The rest of the complaints brought up in the special action, which revolve around how Jantzen conducted the December trial, should be handled by the state appeals court, Mayes contends. Although, Danneman noted, any disagreements with Jantzen’s pretrial decision-making should really have been brought up at the time.
“In any event, there is not a sufficient basis for this Court to hear — in the first instance — (Hamadeh’s) numerous substantive arguments,” she wrote. “Each of the issues raised in the Petition could have been raised in the court of appeals.”
In fact, days before Hamadeh’s campaign filed the special action, it also submitted a notice of appeal, despite not yet having received an appealable order from Jantzen. Doing so effectively froze Jantzen’s ability to issue a signed order, and Hamadeh’s attorneys have since asked for that appeal to be dismissed as premature. The special action to the Supreme Court also requests that the court order Jantzen to deliver a final judgment.
Danneman criticized Hamadeh’s campaign for causing a confusing tangle of judicial requests, noting that there are still pending sanctions and ballot inspector compensation issues left to resolve in Jantzen’s court.
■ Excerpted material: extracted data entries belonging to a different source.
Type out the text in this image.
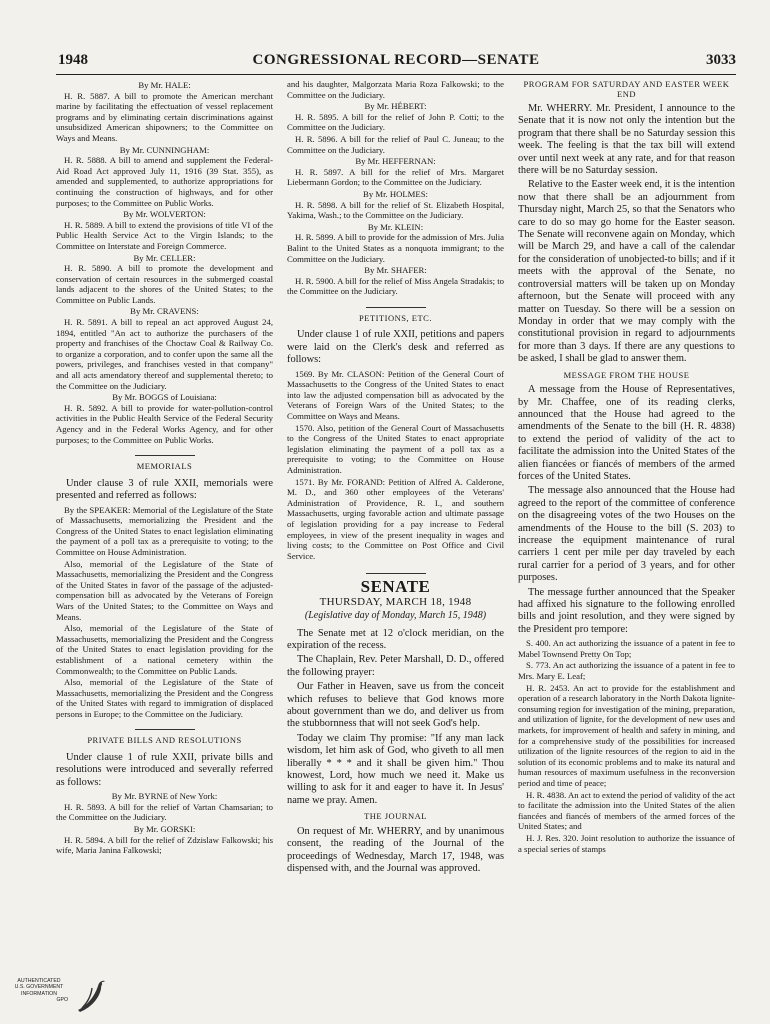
1948	CONGRESSIONAL RECORD—SENATE	3033

By Mr. HALE:

H. R. 5887. A bill to promote the American merchant marine by facilitating the effectuation of vessel replacement programs and by eliminating certain discriminations against unsubsidized American shipowners; to the Committee on Ways and Means.

By Mr. CUNNINGHAM:

H. R. 5888. A bill to amend and supplement the Federal-Aid Road Act approved July 11, 1916 (39 Stat. 355), as amended and supplemented, to authorize appropriations for continuing the construction of highways, and for other purposes; to the Committee on Public Works.

By Mr. WOLVERTON:

H. R. 5889. A bill to extend the provisions of title VI of the Public Health Service Act to the Virgin Islands; to the Committee on Interstate and Foreign Commerce.

By Mr. CELLER:

H. R. 5890. A bill to promote the development and conservation of certain resources in the submerged coastal lands adjacent to the shores of the United States; to the Committee on Public Lands.

By Mr. CRAVENS:

H. R. 5891. A bill to repeal an act approved August 24, 1894, entitled "An act to authorize the purchasers of the property and franchises of the Choctaw Coal & Railway Co. to organize a corporation, and to confer upon the same all the powers, privileges, and franchises vested in that company" and all acts amendatory thereof and supplemental thereto; to the Committee on the Judiciary.

By Mr. BOGGS of Louisiana:

H. R. 5892. A bill to provide for water-pollution-control activities in the Public Health Service of the Federal Security Agency and in the Federal Works Agency, and for other purposes; to the Committee on Public Works.

MEMORIALS

Under clause 3 of rule XXII, memorials were presented and referred as follows:

By the SPEAKER: Memorial of the Legislature of the State of Massachusetts, memorializing the President and the Congress of the United States to enact legislation eliminating the payment of a poll tax as a prerequisite to voting; to the Committee on House Administration.

Also, memorial of the Legislature of the State of Massachusetts, memorializing the President and the Congress of the United States in favor of the passage of the adjusted-compensation bill as advocated by the Veterans of Foreign Wars of the United States; to the Committee on Ways and Means.

Also, memorial of the Legislature of the State of Massachusetts, memorializing the President and the Congress of the United States to enact legislation providing for the establishment of a national cemetery within the Commonwealth; to the Committee on Public Lands.

Also, memorial of the Legislature of the State of Massachusetts, memorializing the President and the Congress of the United States with regard to immigration of displaced persons in Europe; to the Committee on the Judiciary.

PRIVATE BILLS AND RESOLUTIONS

Under clause 1 of rule XXII, private bills and resolutions were introduced and severally referred as follows:

By Mr. BYRNE of New York:

H. R. 5893. A bill for the relief of Vartan Chamsarian; to the Committee on the Judiciary.

By Mr. GORSKI:

H. R. 5894. A bill for the relief of Zdzislaw Falkowski; his wife, Maria Janina Falkowski;

and his daughter, Malgorzata Maria Roza Falkowski; to the Committee on the Judiciary.

By Mr. HÉBERT:

H. R. 5895. A bill for the relief of John P. Cotti; to the Committee on the Judiciary.

H. R. 5896. A bill for the relief of Paul C. Juneau; to the Committee on the Judiciary.

By Mr. HEFFERNAN:

H. R. 5897. A bill for the relief of Mrs. Margaret Liebermann Gordon; to the Committee on the Judiciary.

By Mr. HOLMES:

H. R. 5898. A bill for the relief of St. Elizabeth Hospital, Yakima, Wash.; to the Committee on the Judiciary.

By Mr. KLEIN:

H. R. 5899. A bill to provide for the admission of Mrs. Julia Balint to the United States as a nonquota immigrant; to the Committee on the Judiciary.

By Mr. SHAFER:

H. R. 5900. A bill for the relief of Miss Angela Stradakis; to the Committee on the Judiciary.

PETITIONS, ETC.

Under clause 1 of rule XXII, petitions and papers were laid on the Clerk's desk and referred as follows:

1569. By Mr. CLASON: Petition of the General Court of Massachusetts to the Congress of the United States to enact into law the adjusted compensation bill as advocated by the Veterans of Foreign Wars of the United States; to the Committee on Ways and Means.

1570. Also, petition of the General Court of Massachusetts to the Congress of the United States to enact appropriate legislation eliminating the payment of a poll tax as a prerequisite to voting; to the Committee on House Administration.

1571. By Mr. FORAND: Petition of Alfred A. Calderone, M. D., and 360 other employees of the Veterans' Administration of Providence, R. I., and southern Massachusetts, urging favorable action and ultimate passage of legislation providing for a pay increase to Federal employees, in view of the present inequality in wages and living costs; to the Committee on Post Office and Civil Service.

SENATE
THURSDAY, MARCH 18, 1948
(Legislative day of Monday, March 15, 1948)

The Senate met at 12 o'clock meridian, on the expiration of the recess.

The Chaplain, Rev. Peter Marshall, D. D., offered the following prayer:

Our Father in Heaven, save us from the conceit which refuses to believe that God knows more about government than we do, and deliver us from the stubbornness that will not seek God's help.

Today we claim Thy promise: "If any man lack wisdom, let him ask of God, who giveth to all men liberally * * * and it shall be given him." Thou knowest, Lord, how much we need it. Make us willing to ask for it and eager to have it. In Jesus' name we pray. Amen.

THE JOURNAL

On request of Mr. WHERRY, and by unanimous consent, the reading of the Journal of the proceedings of Wednesday, March 17, 1948, was dispensed with, and the Journal was approved.

PROGRAM FOR SATURDAY AND EASTER WEEK END

Mr. WHERRY. Mr. President, I announce to the Senate that it is now not only the intention but the program that there shall be no Saturday session this week. The feeling is that the tax bill will extend over until next week at any rate, and for that reason there will be no Saturday session.

Relative to the Easter week end, it is the intention now that there shall be an adjournment from Thursday night, March 25, so that the Senators who care to do so may go home for the Easter season. The Senate will reconvene again on Monday, which will be March 29, and have a call of the calendar for the consideration of unobjected-to bills; and if it meets with the approval of the Senate, no controversial matters will be taken up on Monday afternoon, but the Senate will proceed with any matter on Tuesday. So there will be a session on Monday in order that we may comply with the constitutional provision in regard to adjournments for more than 3 days. If there are any questions to be asked, I shall be glad to answer them.

MESSAGE FROM THE HOUSE

A message from the House of Representatives, by Mr. Chaffee, one of its reading clerks, announced that the House had agreed to the amendments of the Senate to the bill (H. R. 4838) to extend the period of validity of the act to facilitate the admission into the United States of the alien fiancées or fiancés of members of the armed forces of the United States.

The message also announced that the House had agreed to the report of the committee of conference on the disagreeing votes of the two Houses on the amendments of the House to the bill (S. 203) to increase the equipment maintenance of rural carriers 1 cent per mile per day traveled by each rural carrier for a period of 3 years, and for other purposes.

The message further announced that the Speaker had affixed his signature to the following enrolled bills and joint resolution, and they were signed by the President pro tempore:

S. 400. An act authorizing the issuance of a patent in fee to Mabel Townsend Pretty On Top;

S. 773. An act authorizing the issuance of a patent in fee to Mrs. Mary E. Leaf;

H. R. 2453. An act to provide for the establishment and operation of a research laboratory in the North Dakota lignite-consuming region for investigation of the mining, preparation, and utilization of lignite, for the development of new uses and markets, for improvement of health and safety in mining, and for a comprehensive study of the possibilities for increased utilization of the lignite resources of the region to aid in the solution of its economic problems and to make its natural and human resources of maximum usefulness in the reconversion period and time of peace;

H. R. 4838. An act to extend the period of validity of the act to facilitate the admission into the United States of the alien fiancées and fiancés of members of the armed forces of the United States; and

H. J. Res. 320. Joint resolution to authorize the issuance of a special series of stamps

AUTHENTICATED
U.S. GOVERNMENT
INFORMATION
GPO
On those grounds alone, the state’s high court should deny the special action request, she argued.
“Petitioners have unnecessarily complicated this case by seeking relief in the superior court, the court of appeals, and this Court, all simultaneously,” she wrote. “This self-created procedural morass only further saps precious judicial and party resources — and warrants declining.”
Failed gubernatorial candidate Kari Lake also sought an appeal from both the state appeals and state supreme courts simultaneously twice this year. Her first attempt was rejected, after the Arizona Supreme Court judges sent the issue back to the lower court and her second attempt hasn’t yet been responded to.
Danneman urged the Supreme Court to reject Hamadeh’s bid to speed up the judicial process, saying that his continued efforts to keep his case alive undermines Mayes’ win and the will of everyone who put her in office.
“The prejudice to the Defendants and the 2.5 million Arizonans who voted in the 2022 General Election for Arizona Attorney General would be extreme, and entirely unprecedented, if Petitioners were allowed to have their claims heard at this late date,” she wrote.
An additional request from Hamadeh’s campaign for attorneys’ fees should also be rejected, and instead Mayes’ legal costs should be compensated and Hamadeh should be assessed sanctions, Daneman argued.
“There is no excuse for delaying nearly eight months to file a special action on pretrial decisions. And there was no excuse to wait until after Ms. Mayes took office to file a motion for a new trial,” Danneman wrote. “Petitioners have (not for the first time) forced Defendants to divert time and resources away from carrying out the functions of state government and to responding to frivolous, lengthy filings instead.”